Apa arti dari semua ini?
Lebih dari beberapa reporter mulai memikirkan kembali situasi ini.
Janji?
Sejujurnya, tidak banyak orang yang benar-benar menganggap ini sangat serius. Tang Rou, dengan penampilan dan keterampilannya sebagai seorang pemain, memiliki nilai yang tak ternilai di kancah profesional. Sungguh tidak ada cara untuk menegakkan apa yang disebut janji ini secara ketat. Namun demi kepentingan tim yang paling mendesak, pada titik ini, mereka harus memperbaiki hubungan publik mereka dengan cara tertentu, bukan? Bahkan jika mereka menggunakan alasan yang dibongkar Ruan Cheng sebelumnya, “demi cinta”, “demi tim”, “demi para pendukung”, atau argumen semacam itu. Atau jika mereka benar-benar tidak punya alasan lain, bahkan alasan seperti “untuk menciptakan kehebohan” pun bisa jadi diumumkan secara terang-terangan!
Namun, dengan ketenangan dan kestabilan di hadapan mereka ini, seolah-olah seluruh situasi ini tidak pernah ada, apa sebenarnya yang dia rencanakan? Apakah dia berpura-pura amnesia?
Semua orang menatap Ruan Cheng. Berhentilah bermain-main, langsung ke intinya!
Ruan Cheng juga mulai merasa ragu di dalam hatinya. Pada saat ini, pemain ini benar-benar tidak memiliki niat sedikit pun untuk menundukkan kepalanya? Betapa menyebalkannya orang ini!
Suasana hati Ruan Cheng memburuk, jadi dia mempercepat tempo.
“Jika aku tidak salah hitung, ini sekarang adalah ronde kelima sejak janji lima ronde yang kau buat. Meskipun Nona Tang Rou hanya melewatkannya satu langkah, *1v3* tersebut tidak terselesaikan. Sepertinya, Nona Tang Rou, kau mengatakan sebelumnya, jika kau tidak bisa menyelesaikan *1v3* dalam lima ronde, kau akan berhenti?”

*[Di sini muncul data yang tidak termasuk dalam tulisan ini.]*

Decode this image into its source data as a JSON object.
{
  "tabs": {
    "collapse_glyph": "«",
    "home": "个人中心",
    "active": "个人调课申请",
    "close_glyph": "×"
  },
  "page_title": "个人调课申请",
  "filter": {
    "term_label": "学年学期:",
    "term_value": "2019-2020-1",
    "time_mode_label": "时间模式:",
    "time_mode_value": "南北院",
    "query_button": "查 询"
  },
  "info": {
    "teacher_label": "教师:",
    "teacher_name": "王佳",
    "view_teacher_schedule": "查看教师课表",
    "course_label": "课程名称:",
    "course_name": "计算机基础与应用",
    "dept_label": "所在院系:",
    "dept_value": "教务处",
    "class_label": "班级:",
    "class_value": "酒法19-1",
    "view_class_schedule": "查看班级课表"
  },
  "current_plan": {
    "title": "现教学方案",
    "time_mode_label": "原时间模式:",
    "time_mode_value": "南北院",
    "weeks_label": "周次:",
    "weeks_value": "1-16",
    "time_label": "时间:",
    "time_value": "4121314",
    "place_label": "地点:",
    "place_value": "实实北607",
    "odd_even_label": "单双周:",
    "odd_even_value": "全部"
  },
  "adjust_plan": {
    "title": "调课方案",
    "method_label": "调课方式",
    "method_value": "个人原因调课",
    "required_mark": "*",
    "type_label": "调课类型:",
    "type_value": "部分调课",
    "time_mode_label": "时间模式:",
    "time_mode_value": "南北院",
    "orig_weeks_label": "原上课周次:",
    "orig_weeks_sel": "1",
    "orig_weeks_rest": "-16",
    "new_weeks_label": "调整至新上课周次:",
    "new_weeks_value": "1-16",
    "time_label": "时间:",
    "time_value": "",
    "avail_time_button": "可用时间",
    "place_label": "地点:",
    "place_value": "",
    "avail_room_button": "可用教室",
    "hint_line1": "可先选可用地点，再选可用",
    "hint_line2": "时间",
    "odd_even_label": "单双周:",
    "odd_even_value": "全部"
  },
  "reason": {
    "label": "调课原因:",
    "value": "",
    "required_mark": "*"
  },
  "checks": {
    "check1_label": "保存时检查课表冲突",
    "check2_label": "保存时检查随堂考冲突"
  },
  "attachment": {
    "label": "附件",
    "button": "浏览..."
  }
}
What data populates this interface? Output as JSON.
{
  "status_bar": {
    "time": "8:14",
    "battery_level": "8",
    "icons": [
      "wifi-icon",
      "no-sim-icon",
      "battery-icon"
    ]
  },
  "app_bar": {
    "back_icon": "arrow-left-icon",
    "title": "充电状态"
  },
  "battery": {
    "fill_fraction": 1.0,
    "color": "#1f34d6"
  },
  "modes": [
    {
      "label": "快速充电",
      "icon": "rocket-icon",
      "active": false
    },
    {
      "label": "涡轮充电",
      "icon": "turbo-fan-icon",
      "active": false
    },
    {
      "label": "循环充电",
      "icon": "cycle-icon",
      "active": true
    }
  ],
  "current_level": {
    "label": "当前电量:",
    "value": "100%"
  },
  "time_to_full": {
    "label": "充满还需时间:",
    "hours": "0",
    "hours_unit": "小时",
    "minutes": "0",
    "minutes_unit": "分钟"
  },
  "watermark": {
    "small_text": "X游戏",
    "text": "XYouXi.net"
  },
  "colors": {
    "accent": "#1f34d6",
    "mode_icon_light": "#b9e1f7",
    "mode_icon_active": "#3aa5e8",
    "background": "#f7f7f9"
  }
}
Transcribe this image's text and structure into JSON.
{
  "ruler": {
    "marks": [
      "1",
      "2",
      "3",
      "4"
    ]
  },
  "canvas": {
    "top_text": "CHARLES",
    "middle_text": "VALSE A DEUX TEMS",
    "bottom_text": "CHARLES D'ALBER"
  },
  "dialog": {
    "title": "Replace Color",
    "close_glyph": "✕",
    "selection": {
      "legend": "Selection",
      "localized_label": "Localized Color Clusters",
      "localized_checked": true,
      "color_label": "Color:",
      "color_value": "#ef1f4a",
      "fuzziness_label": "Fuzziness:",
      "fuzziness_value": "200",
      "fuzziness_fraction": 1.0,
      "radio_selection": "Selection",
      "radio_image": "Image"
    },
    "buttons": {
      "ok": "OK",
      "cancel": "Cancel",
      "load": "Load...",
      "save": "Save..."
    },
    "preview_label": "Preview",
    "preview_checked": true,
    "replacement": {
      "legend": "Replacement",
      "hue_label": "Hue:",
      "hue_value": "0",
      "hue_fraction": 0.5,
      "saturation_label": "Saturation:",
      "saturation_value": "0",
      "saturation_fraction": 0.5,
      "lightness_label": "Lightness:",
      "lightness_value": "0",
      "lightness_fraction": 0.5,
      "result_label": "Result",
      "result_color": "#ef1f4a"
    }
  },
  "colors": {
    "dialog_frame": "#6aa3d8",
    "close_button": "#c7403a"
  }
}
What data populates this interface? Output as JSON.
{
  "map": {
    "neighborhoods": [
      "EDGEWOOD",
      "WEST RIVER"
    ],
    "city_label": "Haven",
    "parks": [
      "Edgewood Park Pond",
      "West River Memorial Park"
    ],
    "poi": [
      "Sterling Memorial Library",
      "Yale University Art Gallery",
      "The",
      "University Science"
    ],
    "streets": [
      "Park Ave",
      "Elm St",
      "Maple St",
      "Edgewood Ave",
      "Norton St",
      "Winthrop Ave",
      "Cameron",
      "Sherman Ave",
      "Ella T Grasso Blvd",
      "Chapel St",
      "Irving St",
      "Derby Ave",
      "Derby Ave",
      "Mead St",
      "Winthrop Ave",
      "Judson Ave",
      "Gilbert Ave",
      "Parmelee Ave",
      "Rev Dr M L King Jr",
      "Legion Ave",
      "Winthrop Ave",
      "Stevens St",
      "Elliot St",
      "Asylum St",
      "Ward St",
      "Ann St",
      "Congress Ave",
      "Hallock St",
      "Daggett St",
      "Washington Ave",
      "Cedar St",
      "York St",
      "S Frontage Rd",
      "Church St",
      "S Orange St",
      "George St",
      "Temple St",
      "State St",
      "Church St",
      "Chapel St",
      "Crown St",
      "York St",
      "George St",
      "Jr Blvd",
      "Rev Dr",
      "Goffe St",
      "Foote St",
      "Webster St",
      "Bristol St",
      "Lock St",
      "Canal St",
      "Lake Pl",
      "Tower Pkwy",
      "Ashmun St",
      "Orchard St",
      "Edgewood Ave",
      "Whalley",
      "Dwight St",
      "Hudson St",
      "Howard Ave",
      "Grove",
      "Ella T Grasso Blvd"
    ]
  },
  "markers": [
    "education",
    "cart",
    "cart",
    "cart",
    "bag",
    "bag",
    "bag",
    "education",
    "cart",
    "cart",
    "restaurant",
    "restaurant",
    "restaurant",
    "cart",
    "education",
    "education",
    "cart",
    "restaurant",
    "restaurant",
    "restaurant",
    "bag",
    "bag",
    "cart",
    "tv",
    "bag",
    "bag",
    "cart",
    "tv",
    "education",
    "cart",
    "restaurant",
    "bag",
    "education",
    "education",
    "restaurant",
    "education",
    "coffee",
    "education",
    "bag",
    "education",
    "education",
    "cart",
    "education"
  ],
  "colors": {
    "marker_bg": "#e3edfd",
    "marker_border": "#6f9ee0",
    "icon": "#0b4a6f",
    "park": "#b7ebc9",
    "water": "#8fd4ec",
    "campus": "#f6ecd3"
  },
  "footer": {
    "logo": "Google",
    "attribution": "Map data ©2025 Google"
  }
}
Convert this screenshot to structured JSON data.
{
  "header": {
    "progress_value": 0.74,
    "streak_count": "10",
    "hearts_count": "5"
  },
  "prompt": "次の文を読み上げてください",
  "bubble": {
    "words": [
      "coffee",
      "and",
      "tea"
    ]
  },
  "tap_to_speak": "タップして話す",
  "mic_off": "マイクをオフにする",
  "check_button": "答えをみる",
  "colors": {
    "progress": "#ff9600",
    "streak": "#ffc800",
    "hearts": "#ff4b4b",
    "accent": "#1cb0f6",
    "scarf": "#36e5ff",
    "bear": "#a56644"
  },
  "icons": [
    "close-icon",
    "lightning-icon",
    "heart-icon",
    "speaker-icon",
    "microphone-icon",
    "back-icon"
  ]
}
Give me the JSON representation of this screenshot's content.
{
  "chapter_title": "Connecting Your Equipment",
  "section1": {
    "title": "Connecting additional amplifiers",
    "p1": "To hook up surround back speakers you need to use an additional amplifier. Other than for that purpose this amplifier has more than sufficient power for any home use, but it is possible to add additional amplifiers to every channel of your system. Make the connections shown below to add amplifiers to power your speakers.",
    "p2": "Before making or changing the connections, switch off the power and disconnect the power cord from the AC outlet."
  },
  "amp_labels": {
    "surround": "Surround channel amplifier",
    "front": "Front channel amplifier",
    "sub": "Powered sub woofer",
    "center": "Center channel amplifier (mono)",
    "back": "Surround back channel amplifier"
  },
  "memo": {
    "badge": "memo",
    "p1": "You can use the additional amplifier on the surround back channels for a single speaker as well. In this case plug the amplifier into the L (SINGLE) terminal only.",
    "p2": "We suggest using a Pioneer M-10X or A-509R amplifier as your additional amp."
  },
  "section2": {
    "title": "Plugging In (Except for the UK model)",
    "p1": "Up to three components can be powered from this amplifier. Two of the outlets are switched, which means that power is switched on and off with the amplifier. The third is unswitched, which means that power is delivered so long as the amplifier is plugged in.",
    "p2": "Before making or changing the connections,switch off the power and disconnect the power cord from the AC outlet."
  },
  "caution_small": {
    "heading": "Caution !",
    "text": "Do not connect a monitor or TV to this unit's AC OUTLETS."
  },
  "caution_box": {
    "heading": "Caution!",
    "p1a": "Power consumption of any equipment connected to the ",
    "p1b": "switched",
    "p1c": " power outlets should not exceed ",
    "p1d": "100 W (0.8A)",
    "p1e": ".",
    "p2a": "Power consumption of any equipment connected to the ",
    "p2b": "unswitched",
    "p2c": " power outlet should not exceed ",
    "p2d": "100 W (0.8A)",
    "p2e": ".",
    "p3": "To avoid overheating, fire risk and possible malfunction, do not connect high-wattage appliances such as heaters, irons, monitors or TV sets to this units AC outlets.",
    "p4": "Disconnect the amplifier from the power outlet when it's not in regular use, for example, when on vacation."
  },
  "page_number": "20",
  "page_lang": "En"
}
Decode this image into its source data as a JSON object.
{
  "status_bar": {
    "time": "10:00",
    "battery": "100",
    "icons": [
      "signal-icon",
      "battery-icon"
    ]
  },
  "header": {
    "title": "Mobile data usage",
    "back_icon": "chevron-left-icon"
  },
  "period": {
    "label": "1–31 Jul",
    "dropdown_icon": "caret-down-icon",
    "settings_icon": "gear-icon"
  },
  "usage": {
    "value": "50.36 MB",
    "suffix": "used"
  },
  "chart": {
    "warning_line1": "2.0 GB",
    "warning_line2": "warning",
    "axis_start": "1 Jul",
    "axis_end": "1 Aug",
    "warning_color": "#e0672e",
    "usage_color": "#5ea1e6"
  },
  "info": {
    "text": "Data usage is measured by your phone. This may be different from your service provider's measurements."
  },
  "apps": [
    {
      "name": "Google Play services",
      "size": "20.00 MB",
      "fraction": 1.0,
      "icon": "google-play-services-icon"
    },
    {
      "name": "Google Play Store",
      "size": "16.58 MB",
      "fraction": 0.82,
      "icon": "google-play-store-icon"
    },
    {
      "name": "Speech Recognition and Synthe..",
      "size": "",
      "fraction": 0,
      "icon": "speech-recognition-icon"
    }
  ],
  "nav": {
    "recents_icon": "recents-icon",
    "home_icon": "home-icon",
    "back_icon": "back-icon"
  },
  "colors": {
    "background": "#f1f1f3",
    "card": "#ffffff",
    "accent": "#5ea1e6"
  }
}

Ruan Cheng awalnya bermaksud agar Tang Rou berdiri atas kemauannya sendiri untuk mengakui kesalahannya dan memohon pengampunan, tetapi sekarang, dia hanya duduk tak bergerak di panel, seolah-olah dia akan mengabaikan topik itu sepenuhnya jika tidak ada yang mengangkatnya. Ruan Cheng tidak tahan lagi, jadi dia langsung mengungkit janji tersebut.
Seketika, tatapan semua orang beralih ke Tang Rou.
Tang Rou tersenyum. “Berhenti? Aku tidak setuju. Lanjutkan.”
Aku tidak setuju, lanjutkan?
Apa maksudnya itu?
Para reporter langsung gempar. Bahkan Ruan Cheng pun terpana. Chang Xian juga tidak menyangka Tang Rou akan melakukan hal ini.
Menolak menundukkan kepala, tetapi juga menolak untuk berhenti, apa yang bisa kau lakukan?
Chang Xian tidak menyangka bahwa gadis cantik ini pun memiliki kecenderungan untuk membandel. Terus terang, dia mengakui bahwa dia mengingkari janjinya sendiri? Ini ini ini… Dia benar-benar menghancurkan reputasinya sendiri!
Sebuah janji, tidak peduli dalam konteks apa pun, memiliki makna penting. Kata-kata yang sudah diucapkan, air yang sudah tumpah, kau bisa mencari alasan konyol ini atau itu, tetapi pada akhirnya kau tetap harus menemukan penjelasan agar dirimu memiliki tempat untuk berdiri.
Namun Tang Rou tidak berdiri di atas apa pun, dia hanya memberikan kalimat itu: Aku tidak setuju.
Tepat sekali!
Jika sang pemain tidak setuju, sungguh tidak ada seorang pun yang dapat memaksanya untuk berhenti, jadi alasan ini sangat kuat. Tapi melakukan hal ini sama saja dengan membakar citra dan reputasinya menjadi abu. Memiliki penampilan yang bagus pun tidak akan bisa menyelamatkanmu. Karakter, integritas, hal-hal itu selamanya adalah sifat paling penting bagi seseorang.
“Kau tidak setuju?” Tanggapan ini membuat Ruan Cheng benar-benar lengah. Suaranya tercekat, dia tidak tahu bagaimana harus melanjutkan. “Kau… kau benar-benar tidak tahu malu!”
Dia tidak bisa menahannya lagi, Ruan Cheng benar-benar tidak bisa menahannya. Melontarkan penghinaan semacam itu secara langsung tentu saja dicela, dan para penulis ini sering kali harus menggunakan cara-cara yang sangat berbelit-belit untuk menghina seseorang. Tetapi pada saat ini, dia benar-benar tidak bisa menahannya lagi. Ini sungguh tidak tahu malu. Tidak ada kata yang bisa mendeskripsikannya dengan lebih akurat.
“Kalian boleh mengatakan apa saja,” kata Tang Rou. “Aku akan terus berjalan seperti biasa. Terima kasih.”
Terima kasih? Sialan! Para reporter langsung dibuat murka. Apakah kau mencoba mempermainkan kami?